Just that lazy gold glow, and old smog grey,
maybe a low hum of sated bugs
as they get ready
to bed down for another night.
Or maybe there was just a shade
of light that night, whatever
it was, and the sound
of all that LA traffic
in some faint faraway distance.
I think, too, of the wife
coming home.
How we know, now,
that discovery
isn’t always
what’s desired, or exciting.
And I think of all the nights here,
new, in New England,
the ones I spent
in that used green Honda,
the one with the glint of gold metalflake paint,
driving, at strange hours, like 2 am, or 3 am,
gas running low again,
but laying down miles anyway, driving
blind through towns I’d never heard of or seen,
towns that I couldn’t pronounce,
and no working map, no cell phone,
and often, finding myself
in a dark lane again
on some unknown stretch of highway,
watching for signs and the grey loom
of concrete abutments or better,
a few towering pylons, maybe
the dank smell of an unseen river,
and, picking errant strands of odd hair off my face,
flicking away another stuck silver spangle,
wondering how anybody could live,
how anybody could shake
their ass for a lousy living,
or why, or what anything means,
if any of it means or defines anything,
and how I’d consider, then,
every night, driving,
how easy it would be: one pull
of the faux-leather covered steering wheel
to the right,
or a hard jerk
to the left,
or, maybe, just gripping—
hand-claws, talons, red, and already chipped—
right foot all the way to the floor,
eyes, unblinking, straight ahead,
and all those oh-so-pretty oncoming lights.
I remember understanding, then, what it meant
to be mesmerized.
I don’t know
how I woke up—
though I guess I did—
but I never seemed to remember dreams—
even though a sensation of falling remained. Remains.
And, too, that feeling of flat, grey speed,
solid walls of it, on both sides,
and arms open, fingers spread
wide, spread wider, and reaching.
And how that
is exactly
like I always thought
nothing would feel.
Would be.
The freedom.
And I think about Robin,
all the jokes and coke
to feel more alive.
Or at all.
To just feel something. Anything.
But not now. Not ever again.
Though I’m thinking
maybe he’d have something to say
about this too—the clown tears, the mug face—
and I can see him, hands planted on gyrating hips,
dancing onstage, sweaty, and asking:
Would you prefer paper or plastic?
Chris Warner, graduate of the Harvard University School of Education (M.Ed., ’97), is (still) an emerging poet, and the author of a micro-chapbook, Strokes (Mostly) in Silence; her poem, “Engulfed” was nominated for a Pushcart Prize. Chris also teaches yoga, core strength, and mindfulness meditation in West Boxford, MA, and offers workshops (including MBSR) throughout the greater Boston area. In January of 2014, Chris began co-leading the creative writing program for inmates at MCI Concord, medium security prison.

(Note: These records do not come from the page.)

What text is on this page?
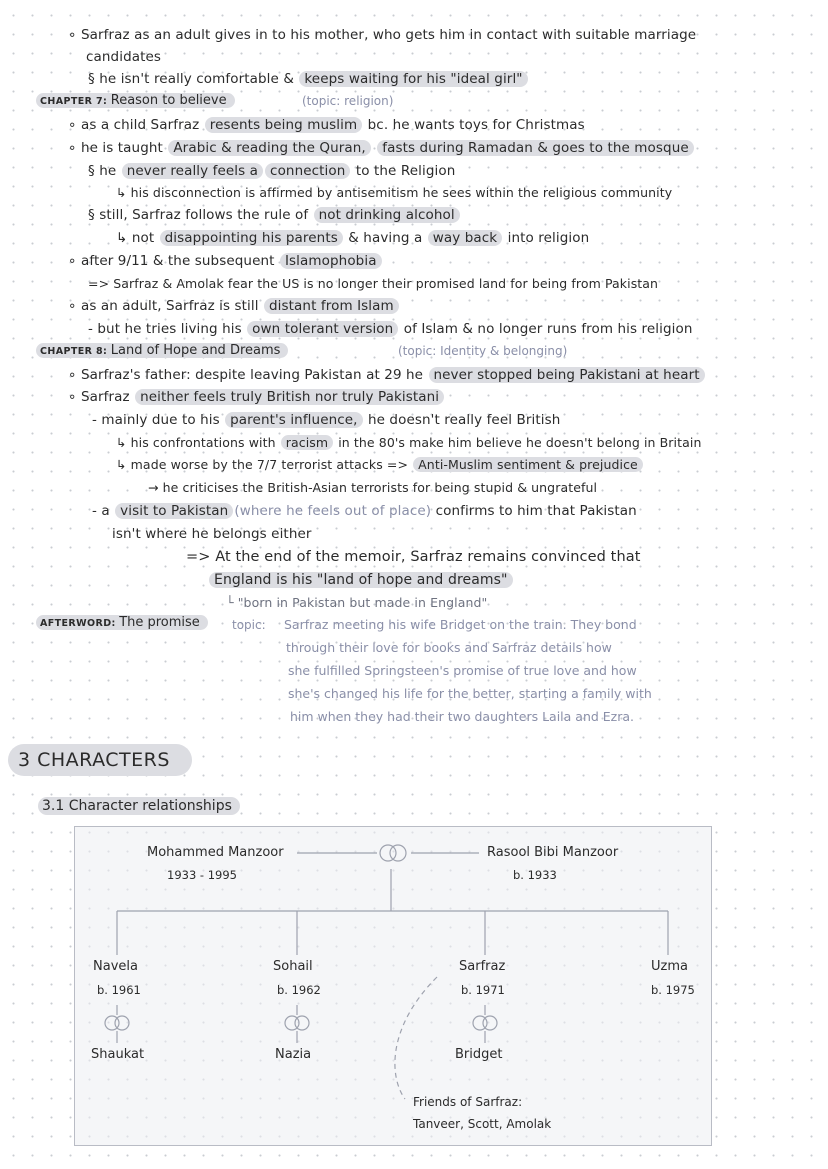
∘ Sarfraz as an adult gives in to his mother, who gets him in contact with suitable marriage
candidates
§ he isn't really comfortable & keeps waiting for his "ideal girl"
CHAPTER 7: Reason to believe	(topic: religion)
∘ as a child Sarfraz resents being muslim bc. he wants toys for Christmas
∘ he is taught Arabic & reading the Quran, fasts during Ramadan & goes to the mosque
§ he never really feels a connection to the Religion
↳ his disconnection is affirmed by antisemitism he sees within the religious community
§ still, Sarfraz follows the rule of not drinking alcohol
↳ not disappointing his parents & having a way back into religion
∘ after 9/11 & the subsequent Islamophobia
=> Sarfraz & Amolak fear the US is no longer their promised land for being from Pakistan
∘ as an adult, Sarfraz is still distant from Islam
- but he tries living his own tolerant version of Islam & no longer runs from his religion
CHAPTER 8: Land of Hope and Dreams	(topic: Identity & belonging)
∘ Sarfraz's father: despite leaving Pakistan at 29 he never stopped being Pakistani at heart
∘ Sarfraz neither feels truly British nor truly Pakistani
- mainly due to his parent's influence, he doesn't really feel British
↳ his confrontations with racism in the 80's make him believe he doesn't belong in Britain
↳ made worse by the 7/7 terrorist attacks => Anti-Muslim sentiment & prejudice
→ he criticises the British-Asian terrorists for being stupid & ungrateful
- a visit to Pakistan (where he feels out of place) confirms to him that Pakistan
isn't where he belongs either
=> At the end of the memoir, Sarfraz remains convinced that
England is his "land of hope and dreams"
└ "born in Pakistan but made in England"
AFTERWORD: The promise	topic: Sarfraz meeting his wife Bridget on the train. They bond
through their love for books and Sarfraz details how
she fulfilled Springsteen's promise of true love and how
she's changed his life for the better, starting a family with
him when they had their two daughters Laila and Ezra.
3 CHARACTERS
3.1 Character relationships
Mohammed Manzoor
1933 - 1995
Rasool Bibi Manzoor
b. 1933
Navela
b. 1961
Shaukat
Sohail
b. 1962
Nazia
Sarfraz
b. 1971
Bridget
Uzma
b. 1975
Friends of Sarfraz:
Tanveer, Scott, Amolak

She puts ‘ass in seat,’ as Stephen King advises, everyday. And works everyday at letting go of attachment to outcome.
George Panagopoulos is an Artist, Writer, and Comedian from Worcester, MA. You won’t catch him pulling punches, he tries to focus on truth above partisan politics. “I want you to be compelled to discuss my stuff, it’s about starting a dialogue, making you reflect, and hopefully laugh”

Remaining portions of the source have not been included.